Elijah’s ministry will spare the people from God’s curse on the land.  Among the blessings and curses of the covenant are promises regarding the land.  If the people obey the covenant, the land will be blessed and if the people do not obey, the land will be cursed (Deut 11:13-17).  The end of verse 6 seems to refer to the curses of the covenant but on a wider scale.  For people whose hearts are not prepared the day of the Lord brings only judgment.

Thus God closes His last words for the next four centuries with references to Moses – representing the law – and Elijah – representing the prophets.  The law and the prophets – the same words Jesus will use to refer to the entirety of the Old Testament.  Interestingly, these will be the same two men who meet with Jesus on the Mount of Transfiguration (Jewish tradition holds that Moses did not die – God simply took him from Mount Nebo.  Elijah definitely did not die as God took him in a chariot of fire.  Thus, according to some theories, both are alive and can return).  The people must return to Moses and look forward to Elijah.  To be restored to God the people must remember the covenant and look forward to its fulfillment. 

Remember the law and trust in God’s promise to send a Savior – these are the most important things God wants His people to remember until He speaks to them again in 400 years.

God’s final command addresses perfectly the problem of the people of Malachi’s time – their view of God.  Since they do not abide by the law their view of God is skewed (and since their view of God is skewed they have no sense of urgency to keep the law).  They have no sense of His holiness and righteousness.  They do not understand His perfection and His demand for perfection for His people.  God sends them back to the law to remedy their small view of Him and their complacency towards obedience.
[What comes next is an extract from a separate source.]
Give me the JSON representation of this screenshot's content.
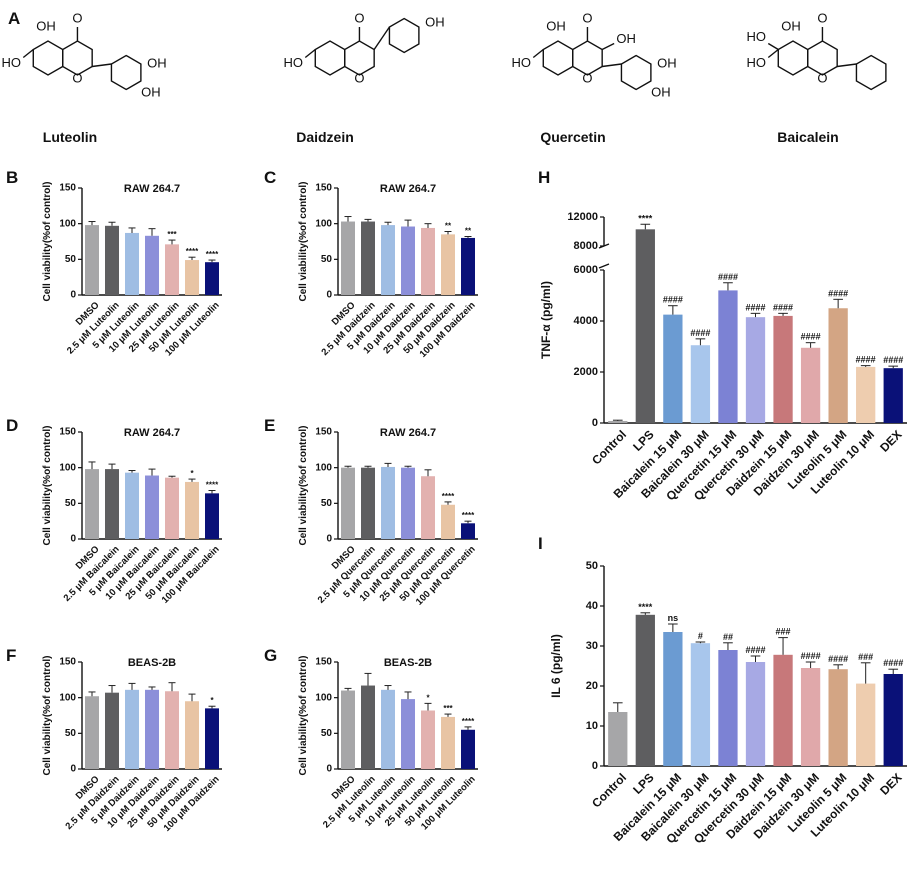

In the same way the law forces us to confront God’s holiness and our sinfulness.  It puts our status before Him in the right perspective.  That is why remembering the law is not simply a command for Old Testament Israelites – it is relevant for us today.  The law reminds us of God’s perfection and our need of redemption.  It shows us God’s standards for His children.  Since the standards are impossible to uphold, they drive us continually to the gospel.  As we meditate on the gospel our love for God and for our redemption drives us to obedience – which brings us back to the law.  We do not strive to fulfill the law for our salvation – we strive to fulfill the law in love and thanksgiving for our salvation.  Thus the law is our means both of understanding God and of demonstrating our love for Him.

God’s promise to send Elijah resonates with us also.  Elijah may or may not come again to usher in the last times, but in either case his ministry of preparing hearts for the last day must be completed in us as well.  We look back to the law to understand God and inform our view of Him but we look forward to His return to motivate us to righteousness (we will stand before Him) and rest in His ultimate victory.  Victory and judgment are coming.  The consummation of our salvation is coming.  Like the Israelites, we live continually with a view of the coming great and terrible day of the Lord.

Let the law inform our view of God.
Let our view of God inform our every thought and action.
Let every thought and action look forward to Christ’s return.

The ultimate lesson of Malachi is that our view of God is the most important thing about us.  A small God equals a big world and a big view of self.  A big God equals a small world and a small – and correct – view of self.  The Israelites of Malachi’s time served a small God.  We must hallow His name daily and serve a big God.